Decoding Custom Substitution Encodings with translate.py

Published: 2018-10-01. Last Updated: 2018-10-01 18:49:52 UTC
by Didier Stevens (Version: 1)

Reader Jan Hugo submitted a malicious spreadsheet (MD5 942e941ed7344ffc691f569083949a31).

It has some aspects that I want to highlight in this diary entry. oledump.py can be used to analyze it:

The obfuscated command is a single string:

Function BOOL decodes the string, by calling function Check to do the decoding character per character. Unlike similar functions in malicious documents that use a For or While loop to iterate over each character of an encoded string, function Check uses recursion (RED):

The decoding is done by shifting each character 9 positions to the left (BLUE), not using the ASCII table, but using a custom table hidden as form property "without" (BLUE and GREEN):

It's a substitution cipher. This encoding can also be decoded with translate.py, albeit not with a single expression, but with a small function:

def Substitute(number):
    key = [ord(char) for char in 'qwertyuiopasdfghjklzxcvbnm/"\'()[]${}.,\\;-%_|: 1234567890']
    if not number in key:
        return None
    return key[(key.index(number) - 9) % len(key)]
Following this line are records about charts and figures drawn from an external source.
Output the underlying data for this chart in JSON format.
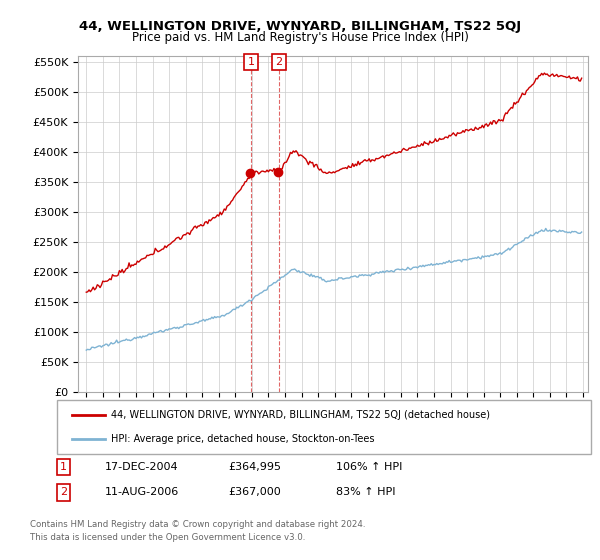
{
  "title": "44, WELLINGTON DRIVE, WYNYARD, BILLINGHAM, TS22 5QJ",
  "subtitle": "Price paid vs. HM Land Registry's House Price Index (HPI)",
  "legend_line1": "44, WELLINGTON DRIVE, WYNYARD, BILLINGHAM, TS22 5QJ (detached house)",
  "legend_line2": "HPI: Average price, detached house, Stockton-on-Tees",
  "sale1_date": "17-DEC-2004",
  "sale1_price": 364995,
  "sale2_date": "11-AUG-2006",
  "sale2_price": 367000,
  "sale1_hpi": "106% ↑ HPI",
  "sale2_hpi": "83% ↑ HPI",
  "footnote1": "Contains HM Land Registry data © Crown copyright and database right 2024.",
  "footnote2": "This data is licensed under the Open Government Licence v3.0.",
  "red_color": "#cc0000",
  "blue_color": "#7fb3d3",
  "label_color": "#cc0000",
  "grid_color": "#cccccc",
  "background_color": "#ffffff",
  "yticks": [
    0,
    50000,
    100000,
    150000,
    200000,
    250000,
    300000,
    350000,
    400000,
    450000,
    500000,
    550000
  ],
  "t_sale1": 2004.958,
  "t_sale2": 2006.625
}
After extraction of the encoded string with re-search.py and replacing 2 double-quotes with a single double-quote using sed (that's how VBA encodes a double-quote inside a string), it can be simply decoded with translate.py by passing the script with option -s and calling the decoding function Substitute:

You can use this translate script if you encounter similar encodings: just replace the offset (9) and the custom table ("qwerty...") with your own.